If the curve is actually curvy, as in figure 1.3, now you have to be more tricky. You can pick a point, and hold up a ruler to the point, trying to hold the ruler tangent to the curve. Tangent means the resulting line touches the curve at the particular point you choose, and at that point the line goes in exactly the same direction as the curve at that point.
In Figure 1.5 above, I've drawn a line which is pretty much tangent to the curve at a point. We can see that this line is going up about 60 miles in about one hour, indicating that our guy is driving at about 60 mph at that particular time. So, all this stuff we've been doing with limits and epsilons is all a mathematical way to draw a line and check the slope of the line. Of course, the important thing here is we don't usually have a graph and a piece of paper, so we can't usually draw lines. In fact, in physics, when we're formulating theories, we may know something about the derivative without knowing anything at all about the curve.
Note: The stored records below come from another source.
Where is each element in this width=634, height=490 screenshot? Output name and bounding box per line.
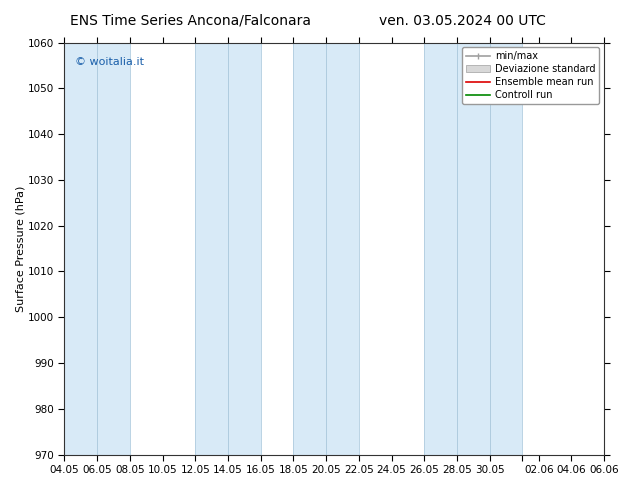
Bar (294, 43, 326, 455)
Legend: min/max, Deviazione standard, Ensemble mean run, Controll run: min/max, Deviazione standard, Ensemble m… (462, 48, 599, 104)
Y-axis label: Surface Pressure (hPa): Surface Pressure (hPa) (15, 185, 25, 312)
Bar (326, 43, 359, 455)
Text: ENS Time Series Ancona/Falconara: ENS Time Series Ancona/Falconara (70, 14, 311, 28)
Bar (457, 43, 489, 455)
Bar (228, 43, 261, 455)
Bar (424, 43, 457, 455)
Bar (97, 43, 130, 455)
Bar (195, 43, 228, 455)
Text: ven. 03.05.2024 00 UTC: ven. 03.05.2024 00 UTC (379, 14, 547, 28)
Text: © woitalia.it: © woitalia.it (75, 57, 145, 67)
Bar (65, 43, 97, 455)
Bar (489, 43, 522, 455)
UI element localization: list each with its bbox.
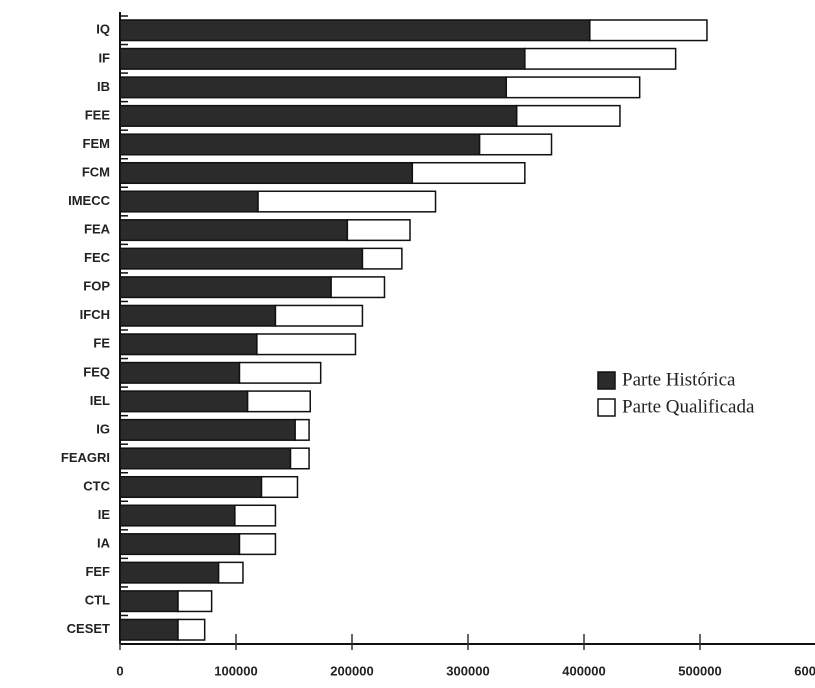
- bar-segment: [119, 276, 332, 299]
- x-tick-label: 300000: [446, 663, 489, 678]
- bar-segment: [515, 104, 621, 127]
- bar-segment: [238, 361, 322, 384]
- bar-segment: [119, 219, 349, 242]
- y-tick-label: IEL: [90, 393, 110, 408]
- y-tick-label: IFCH: [80, 307, 110, 322]
- y-tick-label: IA: [97, 536, 111, 551]
- bar-segment: [119, 418, 296, 441]
- x-tick-label: 500000: [678, 663, 721, 678]
- x-tick-label: 600000: [794, 663, 815, 678]
- bar-segment: [119, 247, 364, 270]
- bar-segment: [119, 390, 249, 413]
- bar-segment: [119, 533, 241, 556]
- y-tick-label: CTL: [85, 593, 110, 608]
- bar-segment: [119, 447, 292, 470]
- y-tick-label: CTC: [83, 478, 110, 493]
- bar-segment: [119, 618, 179, 641]
- bar-segment: [260, 475, 299, 499]
- y-tick-label: FEAGRI: [61, 450, 110, 465]
- bar-segment: [119, 47, 526, 70]
- y-tick-label: FEE: [85, 107, 111, 122]
- bar-segment: [119, 333, 258, 356]
- legend-swatch: [597, 398, 616, 417]
- bar-segment: [411, 161, 526, 185]
- y-tick-label: IB: [97, 79, 110, 94]
- bar-segment: [119, 19, 591, 42]
- x-tick-label: 200000: [330, 663, 373, 678]
- y-tick-label: FE: [93, 336, 110, 351]
- bar-segment: [177, 590, 213, 613]
- bar-segment: [119, 361, 241, 384]
- y-tick-label: IQ: [96, 22, 110, 37]
- bar-segment: [274, 304, 364, 327]
- bar-segment: [589, 19, 708, 42]
- bar-segment: [119, 76, 508, 99]
- bar-segment: [217, 561, 244, 584]
- bar-segment: [119, 161, 414, 185]
- bar-segment: [346, 219, 411, 242]
- bar-segment: [238, 533, 277, 556]
- y-tick-label: FEA: [84, 222, 111, 237]
- bar-segment: [294, 418, 310, 441]
- bar-segment: [505, 76, 641, 99]
- y-tick-label: FEQ: [83, 364, 110, 379]
- y-tick-label: CESET: [67, 621, 110, 636]
- bar-segment: [119, 590, 179, 613]
- y-tick-label: IF: [98, 50, 110, 65]
- y-tick-label: FEC: [84, 250, 111, 265]
- y-tick-label: FCM: [82, 164, 110, 179]
- bar-segment: [119, 561, 220, 584]
- y-tick-label: IMECC: [68, 193, 111, 208]
- bar-segment: [256, 333, 357, 356]
- y-tick-label: IG: [96, 421, 110, 436]
- bar-segment: [119, 475, 263, 499]
- bar-segment: [119, 104, 518, 127]
- bar-segment: [361, 247, 403, 270]
- bar-segment: [289, 447, 310, 470]
- y-tick-label: FOP: [83, 279, 110, 294]
- bar-segment: [257, 190, 437, 213]
- bar-segment: [478, 133, 553, 156]
- bar-segment: [119, 504, 236, 527]
- bar-segment: [330, 276, 386, 299]
- legend-label: Parte Qualificada: [622, 396, 755, 417]
- x-tick-label: 400000: [562, 663, 605, 678]
- bar-segment: [119, 190, 259, 213]
- legend-swatch: [597, 371, 616, 390]
- y-tick-label: FEM: [83, 136, 110, 151]
- bar-segment: [234, 504, 277, 527]
- bar-segment: [524, 47, 677, 70]
- legend-label: Parte Histórica: [622, 369, 736, 390]
- y-tick-label: IE: [98, 507, 111, 522]
- bar-segment: [177, 618, 206, 641]
- bar-segment: [246, 390, 311, 413]
- x-tick-label: 100000: [214, 663, 257, 678]
- x-tick-label: 0: [116, 663, 123, 678]
- bar-segment: [119, 304, 277, 327]
- y-tick-label: FEF: [85, 564, 110, 579]
- bar-segment: [119, 133, 481, 156]
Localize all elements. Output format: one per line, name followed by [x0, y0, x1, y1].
For example, Newton's law is Force = the derivative of Momentum. We don't know just from reading that line what the force or the momentum are, but we know now how they're related. If we later learn that the force is due to gravity, we now know how to calculate the momentum changes. If, on the other hand, someone tells us the momentum, say on a graph, we can deduce the force. In our example above, we know where the car is at any particular time, and from this we can tell the car's speed. The car's momentum is the speed times the car's weight. So, we could draw a graph of the car's speed, and take the derivative of that graph, just as we took the derivative of the car's position and deduced the speed. From the derivative of the car's speed, we could deduce the force on the car, and therefore the horsepower that the guy was using at any given instant. Given how our sample driver likes to drive, we'd likely know the maximum horsepower his car makes, too.
That's it. This is all of calculus. The rest of this book is a bunch of tricks that have been worked out over the years to make calculating faster, and to handle more complicated situations. Of course, as the book goes on, you'll see that a lot has been done over the last 250 years.
1.1: For the graph above, at the times 0, 1 hour, 2 hours, 3 hours, and 4 hours, draw the tangents and figure out the guy's speed. Answer: about 130 mph, 30 mph, 0 mph, 45 mph, 150 mph. Apparently he's got a Corvette, and he's not embarrassed to use it. Mom had better not be waiting in the middle of the street.
1.2: In our limit equation, why don't we just set ε to zero and be done with it?
1.3: If we have an actual graph of time and distance for a real car on a real road, how small do you think ε would have to be to avoid the averaging problem? Would 1 hour be good enough? 1 minute? 1 second? 1 thousandth of a second?